REPUBBLICA.ITRoma-Unicredit, fatto l'accordoCancellati i debiti di Italpetroli, si aprono le porte al nuovo futuro della società giallorossa: ora può partire la ricerca dei compratori. La cessione di Baptista sblocca il passaggio dal West Ham dell'ex giocatore della Lazio. Settimana decisiva per Burdisso
di MATTEO PINCI
ROMA - Accordo siglato: la Roma è ufficialmente in vendita, Italpetroli passa nelle mani di Unicredit. L'intesa, dopo la puntuazione dello scorso 8 luglio, è stata raggiunta oggi a Milano, dove intorno alle 17.45 Rosella Sensi e Piergiorgio Peluso hanno chiuso la questione aperta dal 4 giugno. Gli avvocati delle parti si sono riuniti presso lo studio del presidente del collegio arbitrale, Cesare Ruperto, per depositare il testo dell'accordo. Entro la fine della settimana l'assemblea dei soci della petrolifera approverà il bilancio 2009. La sentenza arbitrale slitta invece all'11 ottobre, quando Ruperto chiuderà ufficialmente l'arbitrato. Mercoledì invece si riunirà l'assemblea dei soci Italpetroli – aperta dallo scorso 6 luglio – per approvare (finalmente) l'esercizio 2009.

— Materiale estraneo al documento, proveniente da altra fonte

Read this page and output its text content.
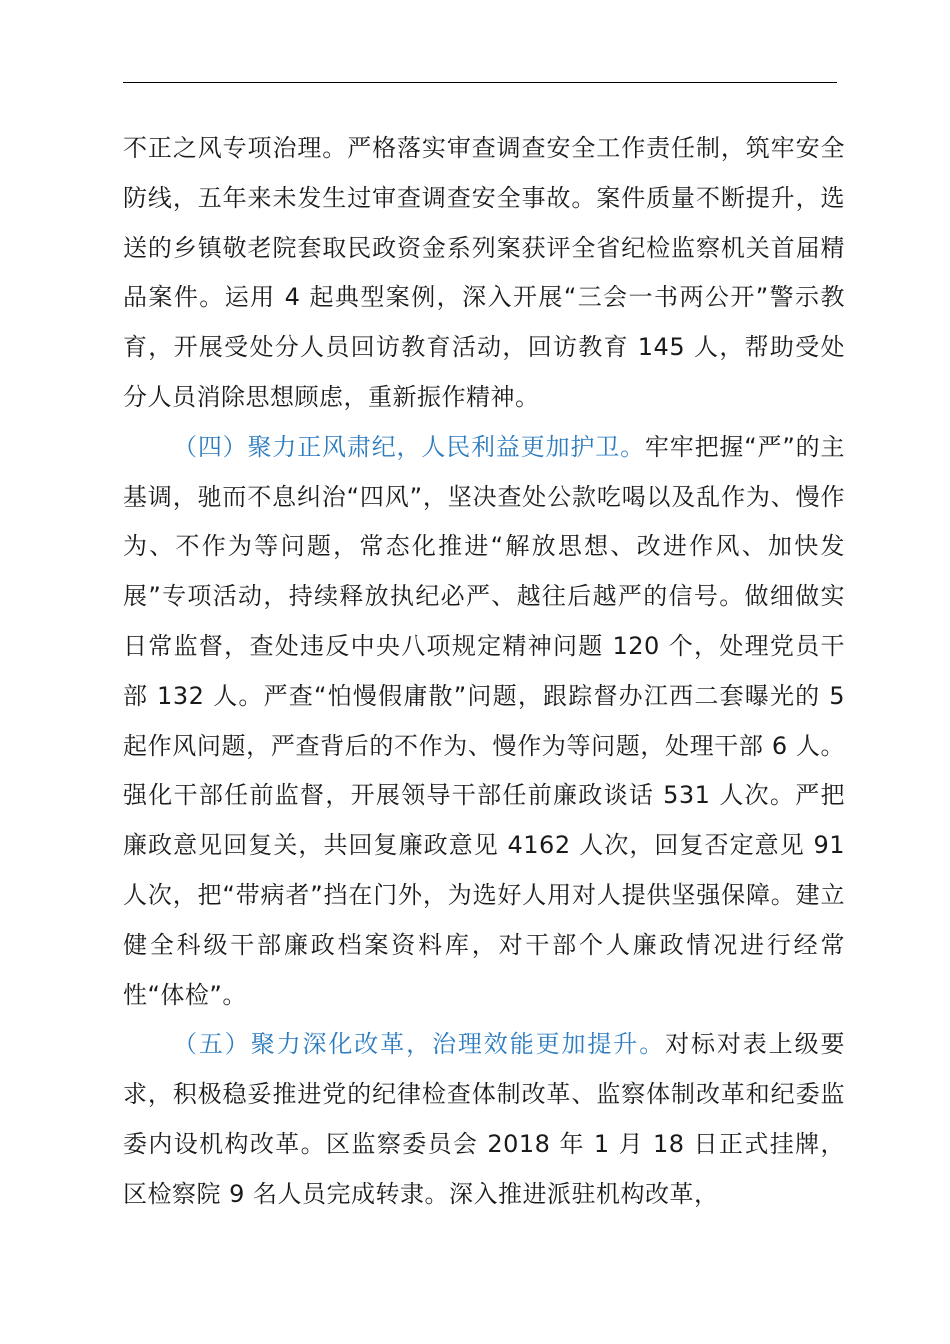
不正之风专项治理。严格落实审查调查安全工作责任制，筑牢安全防线，五年来未发生过审查调查安全事故。案件质量不断提升，选送的乡镇敬老院套取民政资金系列案获评全省纪检监察机关首届精品案件。运用 4 起典型案例，深入开展“三会一书两公开”警示教育，开展受处分人员回访教育活动，回访教育 145 人，帮助受处分人员消除思想顾虑，重新振作精神。

（四）聚力正风肃纪，人民利益更加护卫。牢牢把握“严”的主基调，驰而不息纠治“四风”，坚决查处公款吃喝以及乱作为、慢作为、不作为等问题，常态化推进“解放思想、改进作风、加快发展”专项活动，持续释放执纪必严、越往后越严的信号。做细做实日常监督，查处违反中央八项规定精神问题 120 个，处理党员干部 132 人。严查“怕慢假庸散”问题，跟踪督办江西二套曝光的 5 起作风问题，严查背后的不作为、慢作为等问题，处理干部 6 人。强化干部任前监督，开展领导干部任前廉政谈话 531 人次。严把廉政意见回复关，共回复廉政意见 4162 人次，回复否定意见 91 人次，把“带病者”挡在门外，为选好人用对人提供坚强保障。建立健全科级干部廉政档案资料库，对干部个人廉政情况进行经常性“体检”。

（五）聚力深化改革，治理效能更加提升。对标对表上级要求，积极稳妥推进党的纪律检查体制改革、监察体制改革和纪委监委内设机构改革。区监察委员会 2018 年 1 月 18 日正式挂牌，区检察院 9 名人员完成转隶。深入推进派驻机构改革，
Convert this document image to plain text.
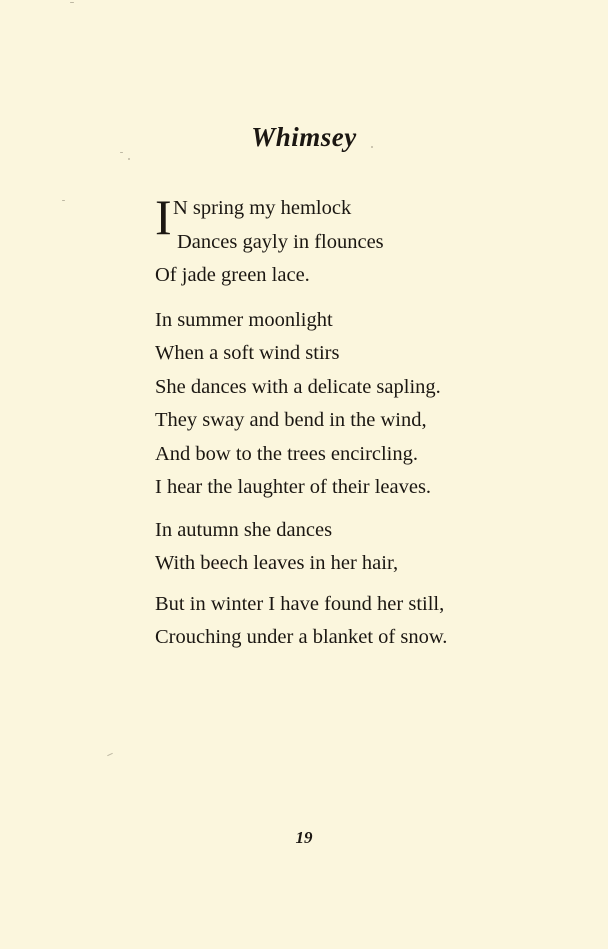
Whimsey
I N spring my hemlock
Dances gayly in flounces
Of jade green lace.
In summer moonlight
When a soft wind stirs
She dances with a delicate sapling.
They sway and bend in the wind,
And bow to the trees encircling.
I hear the laughter of their leaves.
In autumn she dances
With beech leaves in her hair,
But in winter I have found her still,
Crouching under a blanket of snow.
19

L'accordo era stato già aggiunto: risolti anche gli aspetti fiscali che avevano rallentato i lavori nelle ultime ore e chiarite le deleghe che spetteranno a Rosella Sensi nel cda di Newco Roma, società presieduta dal professor Zimatore (del cda farà parte anche l'avvocato di Unicredit Cappelli) che controllerà As Roma (Unicredit avrà il 49% e i Sensi il 51%) in attesa di nuovi acquirenti.
Ricerca affidata a Rothschild Italia - riceverà il mandato a vendere a seguito della firma - già al lavoro con l'amministratore delegato Alessandro Daffinà per sondare il mercato in cerca di investitori interessati in grado di coprire il valore del bene (circa 150 milioni) e di garantire un futuro solido alla squadra. L'obiettivo è dare un nuovo nome alla proprietà del club tra la fine di settembre e l'inizio di novembre....adesso sappiamo il prezzo.